My hosts even encouraged me to help my oxygen-dependent patients who planned to fly in the near future by prescribing one of their oxygen concentrators. One particular airline, I was told, has the gall to charge passengers who need in-flight oxygen an additional $100 fee for each flight segment. Fortunately, with the Airway concentrators, I can help my patients avoid being gouged by the airline industry.
I’m being a tad sarcastic here, of course, and I’m not so naive as to think that the Airway folks have only my and my patients’ best interests in mind. But I’m also making a point: It might behoove us to be more cynical about the free lunches doled out by drug companies.
I was able to find an article that appeared on the front page of the New York Times: “Oxygen Suppliers Fight to Keep a Medicare Boon.” Turns out the airlines aren’t the only ones making a buck off of oxygen.

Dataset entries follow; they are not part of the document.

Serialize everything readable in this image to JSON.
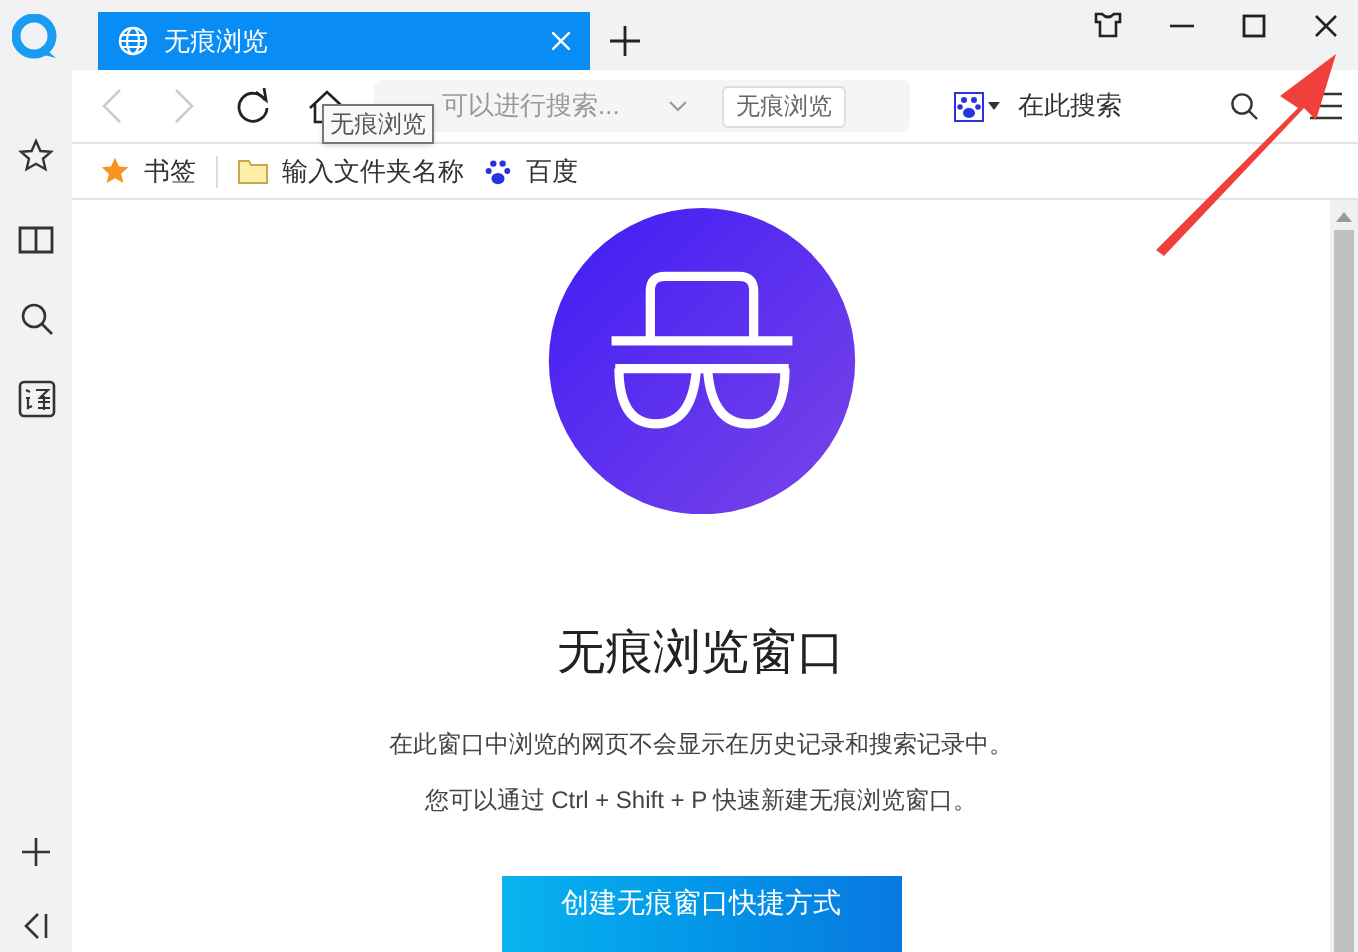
{
  "tab": {
    "title": "无痕浏览",
    "selected": true
  },
  "tooltip": "无痕浏览",
  "address": {
    "text": "可以进行搜索..."
  },
  "mode_badge": "无痕浏览",
  "search": {
    "placeholder": "在此搜索"
  },
  "bookmarks": [
    {
      "kind": "star",
      "label": "书签"
    },
    {
      "kind": "folder",
      "label": "输入文件夹名称"
    },
    {
      "kind": "paw",
      "label": "百度"
    }
  ],
  "page": {
    "title": "无痕浏览窗口",
    "lines": [
      "在此窗口中浏览的网页不会显示在历史记录和搜索记录中。",
      "您可以通过 Ctrl + Shift + P 快速新建无痕浏览窗口。"
    ],
    "button": "创建无痕窗口快捷方式"
  }
}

According to the article, oxygen cost Medicare more than $1.8 billion in 2006. In addition, despite Medicare’s potentially enormous ability to negotiate prices because of their immense buying power, the government currently pays over $8,000 per patient for oxygen equipment.
According to the Times piece, this is twice what the government would pay if it purchased the same equipment at a local drugstore. Not coincidentally, I would surmise, Airway was busy paying for more than my lunch: In 2004, the company spent $1.5 million on federal lobbying.
Will I be able to wean myself off free lunches? If I do so, is it even remotely possible that my decision will affect a multi-billion dollar industry? (“No” is the obvious answer to the second question.) It is interesting to note, however, that starting July 1, Massachusetts will impose a state-wide ban on gifts to physicians from drug and device companies and set a limit as to how much those companies can pay for physician meals. And a number of medical schools have recently banned or limited the activity of pharmaceutical representatives on their campuses. (See one example here.)
Although I have never accepted any money from big pharmaceuticals (at least prior to becoming a “famous blogger”–Pfizer, are you reading this?), I have asked such companies for assistance in sponsoring lectures for local SHM chapter events in the past. More recently, our chapter events have gone “pharma free” and we are now trying to reacquire the taste for PB&Js.
And here’s the rub: It is easy to give up free pens and even free sandwiches, but not so simple to eliminate the deep-pocket support on which certain sectors of our field ultimately depend, like CME. (In fact, the Massachusetts ban is drawing protests from hotels and convention centers there, claiming that the CME business in the state will dry up.)
Obviously, our ability to treat patients will not be compromised if we hold local chapter meetings at a pizzeria instead of a steakhouse. But it is also true that a good deal of important pharmaceutical-sponsored research may not get off the ground without such networking and funding. This is particularly the case, I am told by some academic colleagues, now that the NIH and other government funds are becoming more difficult to secure.
Yet I do have my principles. The same Times article describes how Medicare spent $21 million on pumps to help men get erections at a cost of $450 a pop. Turns out these same pumps are available online–which will not come as no surprise to anyone with an e-mail account and a faulty spam filter–for less than one-fourth what the government pays for them.
I draw the line at accepting a free lunch from the marketers of an erection pump. Then again, as a hospitalist who hopes never to need to treat erectile dysfunction in the hospital, I am hoping I will never have the need to fend them (and their free sandwiches) off.